Almost every subpar design I come across has a white space problem. And 99% of the time it's because there is not enough. Unless you're designing for an exterior sign or another medium where it makes sense to use the majority of the space available, let your design breathe!

White space example

Even just an extra 10 pixels of padding can go a long way to quickly improving a design.

2. Mock It Up

For a potentially helpful perspective, take your design and visualize it on its final real-world use. Designing a logo? Slap it on a coffee mug. Creating signage? Grab a screenshot from Google Street View and paste your sign into scale. Even application or mobile website designs could benefit from visualizing it on a physical phone before actual development.

3. Go Black & White

For another exercise on perspective, take your entire design and make it black and white. Does it make sense? Does the design still accomplish the message that you intended? If not, your design probably relies too heavily on color and may need adjustment.

4. Utilize Unique Font Weights

Need a thicker font weight? Go beyond the typical "Bold" and use a font family that has a wide variety of weights—try a "Black" weight for even bolder, less common look. On the other end of the spectrum, "Light" and "Hairline" weights provide much thinner options than the standard "Regular" or "Medium" weight.

Unique font weights

Even the use of very common fonts like Helvetica can give your design a fresh, professional look with the right contrast of weights.

5. Get Feedback

Ask for feedback from your friends, family, colleagues, and even kids—kids are the most honest humans you’ll ever meet. After spending hours or even days on a design, your eye can become blind to flaws that are obvious to others.

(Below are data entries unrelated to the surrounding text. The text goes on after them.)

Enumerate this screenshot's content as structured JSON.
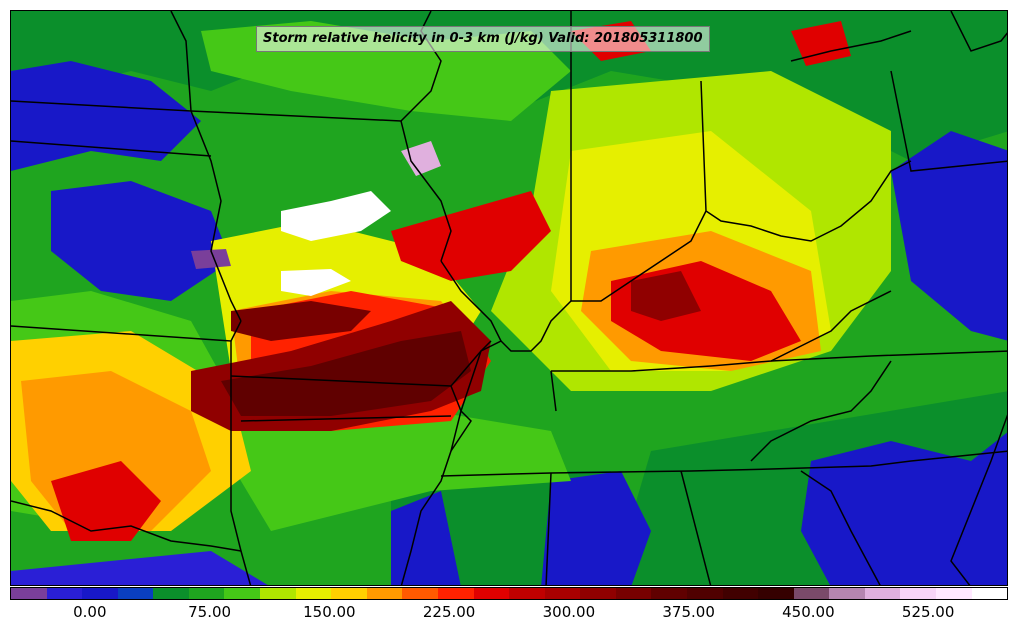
{
  "title": "Storm relative helicity in 0-3 km (J/kg) Valid: 201805311800",
  "colorbar": {
    "colors": [
      "#7a3f9a",
      "#2a1fd6",
      "#1818c8",
      "#0a3fc0",
      "#0b8f2b",
      "#1fa51f",
      "#45c817",
      "#b0e600",
      "#e6ef00",
      "#ffd000",
      "#ff9a00",
      "#ff5a00",
      "#ff2200",
      "#e00000",
      "#c00000",
      "#a80000",
      "#900000",
      "#780000",
      "#600000",
      "#500000",
      "#410000",
      "#350000",
      "#7a4a6a",
      "#b585b0",
      "#e0b0de",
      "#f7d4f7",
      "#ffe8ff",
      "#ffffff"
    ],
    "tick_labels": [
      "0.00",
      "75.00",
      "150.00",
      "225.00",
      "300.00",
      "375.00",
      "450.00",
      "525.00"
    ],
    "tick_values": [
      0,
      75,
      150,
      225,
      300,
      375,
      450,
      525
    ],
    "range": [
      -50,
      575
    ]
  },
  "palette": {
    "frame": "#000000",
    "border_lines": "#000000"
  }
}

Besides asking them what you could change or what they do/don’t like about the design, ask questions such as “If you could describe this design in three words, what would they be?” or “What kind of feeling do you get from this design?” See if your peers give you feedback that aligns with how you intended the design to speak for itself.

Different perspectives help improve your design, and also help prevent any potential negative backlash.